The appalling abuse of legislative time – passing unconstitutional laws at state level and then wasting judicial time having to challenge them. The blatant racism and misogyny. The steady stream of killings of young black men. The police allowed to get away with it. The jails overflowing. Carrying guns as common as carrying a sandwich, the daily murders, it’s a country long out of control. A traditionally adversarial political process that began to smoulder years ago and has now reached burning point.
Someone needs to call for a peace process, an impossible thought, but still. A return of civic education to schools. The rebuilding of an independent media whose remit is to inform, not stir up – to tell the truth, not sell inflammatory lies, stop pushing mindless entertainment and utter bullshit down people’s throats. A different kind of people getting involved in politics. Getting people talking about what to do.
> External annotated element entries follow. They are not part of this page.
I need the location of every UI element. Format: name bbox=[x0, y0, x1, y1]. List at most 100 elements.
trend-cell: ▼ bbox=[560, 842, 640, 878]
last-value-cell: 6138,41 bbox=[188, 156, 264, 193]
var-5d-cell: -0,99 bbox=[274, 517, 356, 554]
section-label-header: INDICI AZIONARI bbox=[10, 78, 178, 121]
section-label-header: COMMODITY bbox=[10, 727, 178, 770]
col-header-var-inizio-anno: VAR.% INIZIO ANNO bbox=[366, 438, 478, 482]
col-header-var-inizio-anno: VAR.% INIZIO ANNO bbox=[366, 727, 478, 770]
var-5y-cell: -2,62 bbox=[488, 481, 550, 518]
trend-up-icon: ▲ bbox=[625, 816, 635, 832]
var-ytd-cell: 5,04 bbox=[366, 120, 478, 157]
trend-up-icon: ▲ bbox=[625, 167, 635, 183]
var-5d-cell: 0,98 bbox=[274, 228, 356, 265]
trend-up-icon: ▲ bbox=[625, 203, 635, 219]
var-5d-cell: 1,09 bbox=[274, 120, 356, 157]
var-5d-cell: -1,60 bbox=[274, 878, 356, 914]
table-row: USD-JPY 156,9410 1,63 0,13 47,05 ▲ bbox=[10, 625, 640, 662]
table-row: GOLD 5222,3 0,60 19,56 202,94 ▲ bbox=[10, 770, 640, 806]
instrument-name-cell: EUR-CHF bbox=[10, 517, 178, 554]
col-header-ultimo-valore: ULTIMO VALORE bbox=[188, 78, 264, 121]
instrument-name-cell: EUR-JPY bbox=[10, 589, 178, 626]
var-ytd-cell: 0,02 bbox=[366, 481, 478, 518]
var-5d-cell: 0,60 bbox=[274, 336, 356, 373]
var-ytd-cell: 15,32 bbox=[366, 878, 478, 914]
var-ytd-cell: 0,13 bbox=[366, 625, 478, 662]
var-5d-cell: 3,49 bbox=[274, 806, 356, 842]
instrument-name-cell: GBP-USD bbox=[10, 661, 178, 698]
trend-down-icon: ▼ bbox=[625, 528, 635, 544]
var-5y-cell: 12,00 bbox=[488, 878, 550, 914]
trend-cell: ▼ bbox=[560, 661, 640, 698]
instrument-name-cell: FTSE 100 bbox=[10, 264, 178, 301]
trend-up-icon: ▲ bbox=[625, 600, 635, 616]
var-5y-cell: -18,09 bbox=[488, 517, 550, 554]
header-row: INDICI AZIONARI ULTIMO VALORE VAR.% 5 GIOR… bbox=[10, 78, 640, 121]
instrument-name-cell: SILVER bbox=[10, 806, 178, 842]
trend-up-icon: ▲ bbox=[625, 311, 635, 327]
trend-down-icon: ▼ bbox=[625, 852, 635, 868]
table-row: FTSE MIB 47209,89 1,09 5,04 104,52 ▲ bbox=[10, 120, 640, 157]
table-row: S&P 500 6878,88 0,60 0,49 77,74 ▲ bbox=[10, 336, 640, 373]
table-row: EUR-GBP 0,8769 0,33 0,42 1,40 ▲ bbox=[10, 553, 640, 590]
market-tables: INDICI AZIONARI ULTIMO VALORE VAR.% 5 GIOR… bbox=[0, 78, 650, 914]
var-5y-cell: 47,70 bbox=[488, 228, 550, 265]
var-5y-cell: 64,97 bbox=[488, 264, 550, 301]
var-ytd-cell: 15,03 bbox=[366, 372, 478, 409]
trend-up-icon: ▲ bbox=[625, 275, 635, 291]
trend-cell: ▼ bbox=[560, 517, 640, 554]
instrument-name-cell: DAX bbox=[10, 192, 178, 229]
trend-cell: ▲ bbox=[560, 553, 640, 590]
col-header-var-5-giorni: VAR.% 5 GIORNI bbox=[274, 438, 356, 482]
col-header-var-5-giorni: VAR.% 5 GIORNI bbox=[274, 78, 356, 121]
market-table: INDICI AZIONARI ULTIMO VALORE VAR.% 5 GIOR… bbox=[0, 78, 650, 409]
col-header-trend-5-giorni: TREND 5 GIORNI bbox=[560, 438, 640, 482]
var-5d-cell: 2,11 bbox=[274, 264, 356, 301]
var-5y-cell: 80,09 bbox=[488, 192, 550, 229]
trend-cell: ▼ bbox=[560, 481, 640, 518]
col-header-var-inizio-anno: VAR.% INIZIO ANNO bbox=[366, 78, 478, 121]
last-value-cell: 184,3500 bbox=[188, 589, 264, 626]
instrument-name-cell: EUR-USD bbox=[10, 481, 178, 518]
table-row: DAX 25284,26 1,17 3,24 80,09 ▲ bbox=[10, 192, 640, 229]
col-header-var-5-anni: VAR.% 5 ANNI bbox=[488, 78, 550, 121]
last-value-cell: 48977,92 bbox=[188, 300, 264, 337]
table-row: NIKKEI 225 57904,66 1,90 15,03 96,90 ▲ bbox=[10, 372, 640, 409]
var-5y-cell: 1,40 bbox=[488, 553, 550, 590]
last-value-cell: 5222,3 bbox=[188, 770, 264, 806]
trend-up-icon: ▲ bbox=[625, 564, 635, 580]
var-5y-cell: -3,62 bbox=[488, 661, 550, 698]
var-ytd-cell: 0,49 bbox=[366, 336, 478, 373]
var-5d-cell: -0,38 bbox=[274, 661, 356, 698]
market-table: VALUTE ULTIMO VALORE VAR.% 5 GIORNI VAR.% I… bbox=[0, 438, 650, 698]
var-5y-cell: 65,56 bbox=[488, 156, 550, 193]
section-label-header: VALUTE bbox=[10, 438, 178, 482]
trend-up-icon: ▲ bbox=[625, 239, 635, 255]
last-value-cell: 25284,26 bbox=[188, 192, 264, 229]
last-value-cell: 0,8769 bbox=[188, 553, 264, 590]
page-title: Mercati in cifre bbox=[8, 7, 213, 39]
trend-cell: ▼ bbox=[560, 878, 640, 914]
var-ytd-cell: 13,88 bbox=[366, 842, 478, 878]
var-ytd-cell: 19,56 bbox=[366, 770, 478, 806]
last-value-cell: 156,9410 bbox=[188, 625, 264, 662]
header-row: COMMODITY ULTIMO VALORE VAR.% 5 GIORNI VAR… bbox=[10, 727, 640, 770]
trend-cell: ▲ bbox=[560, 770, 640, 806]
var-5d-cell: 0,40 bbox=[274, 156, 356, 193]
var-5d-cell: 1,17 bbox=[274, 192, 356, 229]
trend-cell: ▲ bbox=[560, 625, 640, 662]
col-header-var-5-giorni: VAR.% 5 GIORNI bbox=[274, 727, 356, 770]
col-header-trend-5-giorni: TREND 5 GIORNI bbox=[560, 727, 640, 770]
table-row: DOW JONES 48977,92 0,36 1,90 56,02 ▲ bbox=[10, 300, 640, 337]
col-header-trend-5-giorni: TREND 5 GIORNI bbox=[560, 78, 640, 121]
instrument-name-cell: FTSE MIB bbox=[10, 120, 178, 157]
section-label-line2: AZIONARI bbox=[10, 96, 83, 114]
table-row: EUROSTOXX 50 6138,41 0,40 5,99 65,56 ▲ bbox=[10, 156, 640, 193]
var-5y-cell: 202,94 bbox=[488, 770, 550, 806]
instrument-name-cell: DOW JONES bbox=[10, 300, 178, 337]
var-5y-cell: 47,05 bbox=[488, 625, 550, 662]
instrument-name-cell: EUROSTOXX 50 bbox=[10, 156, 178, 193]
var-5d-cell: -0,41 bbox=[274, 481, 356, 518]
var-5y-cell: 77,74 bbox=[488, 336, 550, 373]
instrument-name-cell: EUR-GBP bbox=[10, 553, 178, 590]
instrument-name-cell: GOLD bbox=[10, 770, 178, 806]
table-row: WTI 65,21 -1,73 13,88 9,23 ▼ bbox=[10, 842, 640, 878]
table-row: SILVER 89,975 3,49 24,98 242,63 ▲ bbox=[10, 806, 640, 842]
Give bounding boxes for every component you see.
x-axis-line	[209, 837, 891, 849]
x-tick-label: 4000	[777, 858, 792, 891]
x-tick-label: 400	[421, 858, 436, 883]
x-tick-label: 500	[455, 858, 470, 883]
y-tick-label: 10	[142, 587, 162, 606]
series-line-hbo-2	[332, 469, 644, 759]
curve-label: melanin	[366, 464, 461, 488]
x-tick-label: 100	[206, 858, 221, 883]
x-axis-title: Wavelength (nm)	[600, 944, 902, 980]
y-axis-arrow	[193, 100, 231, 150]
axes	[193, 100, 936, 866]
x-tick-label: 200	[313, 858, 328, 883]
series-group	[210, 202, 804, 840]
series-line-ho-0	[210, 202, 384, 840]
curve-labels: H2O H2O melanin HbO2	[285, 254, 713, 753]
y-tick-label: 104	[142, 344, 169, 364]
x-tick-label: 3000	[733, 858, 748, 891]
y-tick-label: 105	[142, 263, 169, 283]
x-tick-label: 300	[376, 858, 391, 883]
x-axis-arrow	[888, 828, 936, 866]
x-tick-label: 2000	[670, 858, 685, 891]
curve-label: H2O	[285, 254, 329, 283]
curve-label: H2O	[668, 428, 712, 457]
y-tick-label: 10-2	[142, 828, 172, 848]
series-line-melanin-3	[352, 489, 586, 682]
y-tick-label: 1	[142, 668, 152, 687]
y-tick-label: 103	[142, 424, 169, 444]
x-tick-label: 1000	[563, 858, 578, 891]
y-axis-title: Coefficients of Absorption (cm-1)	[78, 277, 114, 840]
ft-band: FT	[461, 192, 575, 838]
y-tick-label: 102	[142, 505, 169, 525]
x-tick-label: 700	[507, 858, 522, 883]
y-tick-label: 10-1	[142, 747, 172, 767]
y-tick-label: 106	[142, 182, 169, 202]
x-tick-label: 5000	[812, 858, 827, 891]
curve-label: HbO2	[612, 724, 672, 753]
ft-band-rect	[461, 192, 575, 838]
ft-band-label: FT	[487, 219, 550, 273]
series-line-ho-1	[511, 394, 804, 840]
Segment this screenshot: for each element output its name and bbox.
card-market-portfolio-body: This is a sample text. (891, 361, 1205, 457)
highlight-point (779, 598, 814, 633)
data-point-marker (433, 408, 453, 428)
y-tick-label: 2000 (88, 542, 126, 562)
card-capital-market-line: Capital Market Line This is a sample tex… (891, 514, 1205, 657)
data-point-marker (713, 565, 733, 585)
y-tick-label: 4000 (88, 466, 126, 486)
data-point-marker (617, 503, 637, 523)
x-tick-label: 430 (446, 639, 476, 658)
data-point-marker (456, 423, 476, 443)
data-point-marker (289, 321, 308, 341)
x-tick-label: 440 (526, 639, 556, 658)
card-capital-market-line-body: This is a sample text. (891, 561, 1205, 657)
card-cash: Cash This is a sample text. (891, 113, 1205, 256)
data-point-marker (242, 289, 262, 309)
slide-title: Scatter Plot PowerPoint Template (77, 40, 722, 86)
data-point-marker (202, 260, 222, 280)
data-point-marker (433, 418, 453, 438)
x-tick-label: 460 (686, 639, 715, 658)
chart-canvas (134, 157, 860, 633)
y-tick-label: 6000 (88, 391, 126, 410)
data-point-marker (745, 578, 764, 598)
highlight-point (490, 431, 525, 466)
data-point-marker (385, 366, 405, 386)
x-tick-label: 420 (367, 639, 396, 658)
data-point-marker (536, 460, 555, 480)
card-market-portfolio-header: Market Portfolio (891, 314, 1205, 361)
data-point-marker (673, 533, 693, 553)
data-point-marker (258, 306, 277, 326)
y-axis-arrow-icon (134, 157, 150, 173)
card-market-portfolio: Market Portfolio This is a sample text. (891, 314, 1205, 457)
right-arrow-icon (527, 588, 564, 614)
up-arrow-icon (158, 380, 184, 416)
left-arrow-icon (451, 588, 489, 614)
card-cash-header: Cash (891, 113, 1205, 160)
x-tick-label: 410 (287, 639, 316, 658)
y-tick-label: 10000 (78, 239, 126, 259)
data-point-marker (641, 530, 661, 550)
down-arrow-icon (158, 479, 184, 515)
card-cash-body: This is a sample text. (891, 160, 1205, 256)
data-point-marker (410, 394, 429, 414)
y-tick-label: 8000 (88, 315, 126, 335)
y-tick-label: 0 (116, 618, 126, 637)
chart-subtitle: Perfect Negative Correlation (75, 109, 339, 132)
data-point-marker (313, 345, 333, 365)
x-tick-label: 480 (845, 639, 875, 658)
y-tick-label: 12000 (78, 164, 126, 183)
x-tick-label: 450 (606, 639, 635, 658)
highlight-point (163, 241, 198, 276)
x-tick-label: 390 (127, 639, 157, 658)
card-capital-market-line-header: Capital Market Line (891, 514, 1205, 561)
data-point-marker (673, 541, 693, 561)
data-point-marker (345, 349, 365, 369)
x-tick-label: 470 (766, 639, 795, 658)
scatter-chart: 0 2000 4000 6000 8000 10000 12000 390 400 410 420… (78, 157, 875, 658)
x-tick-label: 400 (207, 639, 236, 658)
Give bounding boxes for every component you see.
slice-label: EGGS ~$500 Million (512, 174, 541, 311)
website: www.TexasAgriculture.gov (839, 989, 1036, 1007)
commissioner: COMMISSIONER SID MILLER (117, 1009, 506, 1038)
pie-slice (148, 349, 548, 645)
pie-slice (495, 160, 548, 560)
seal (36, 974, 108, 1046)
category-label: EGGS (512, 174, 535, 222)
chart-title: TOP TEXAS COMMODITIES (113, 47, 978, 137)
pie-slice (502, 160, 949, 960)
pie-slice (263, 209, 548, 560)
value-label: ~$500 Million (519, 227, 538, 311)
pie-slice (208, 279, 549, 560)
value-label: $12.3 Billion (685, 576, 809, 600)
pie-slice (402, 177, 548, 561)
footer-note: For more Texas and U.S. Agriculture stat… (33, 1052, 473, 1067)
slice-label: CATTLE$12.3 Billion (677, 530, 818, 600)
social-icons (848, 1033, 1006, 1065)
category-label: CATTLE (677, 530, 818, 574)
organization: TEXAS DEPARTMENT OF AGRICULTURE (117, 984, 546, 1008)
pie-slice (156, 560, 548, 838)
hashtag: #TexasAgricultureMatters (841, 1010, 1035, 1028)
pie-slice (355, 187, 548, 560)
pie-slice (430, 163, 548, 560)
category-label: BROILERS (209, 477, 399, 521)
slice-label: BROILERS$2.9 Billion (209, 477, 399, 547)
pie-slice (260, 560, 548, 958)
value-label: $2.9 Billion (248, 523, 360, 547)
Both political parties need to be re-occupied by people who want to take care of the country and of all of the people, people who are willing to agree to disagree and reach consensus so as to make things better, instead of spending all their time destroying and stopping anything good from ever happening.
My adopted country also needs to look in the mirror. We are currently hurtling down the same road the USA has long been travelling. Adversarial politics not only between but within our parties. Backbiting. Unchallenged lies to the public. A failure of political accountability. A government that has turned its back on both inexcusable levels of poverty nationally and the consequences of the international crises we have caused and contributed to elsewhere. Growing right-wing penetration into public life, encouraged by the media – not just the right-wing media but also by the likes of David Dimbleby on mainstream TV. A right-wing Tory party that panders to moneyed power and demeans everyone who is vulnerable, and a relentless gutter press, who only the other day, openly and without shame, spat on the rule of law. This is the beginnings of fascism.
When the Klu Klux Klan can announce it will hold a public celebration of Trump’s victory, something they have not dared to do in my lifetime, no one can ignore how bad things are. He’s been elected, the Tory politicians are saying on the talk shows, it’s the USA, we have to work with him. They said that about Hitler too, in their day, and they are also saying it about Assad and every other corrupt dictator from whom they think they can squeeze some economic or geopolitical advantage.
Failures of democratic process are going on all around us, and we need to engage in finding a way to expose them for what they are and address them. My friends in the USA cannot just go out canvassing two weeks before an election and expect to be heard, let alone influence the country’s direction and its collective thinking. An ongoing, inclusive political process and leadership are sorely needed, and all of us are responsible.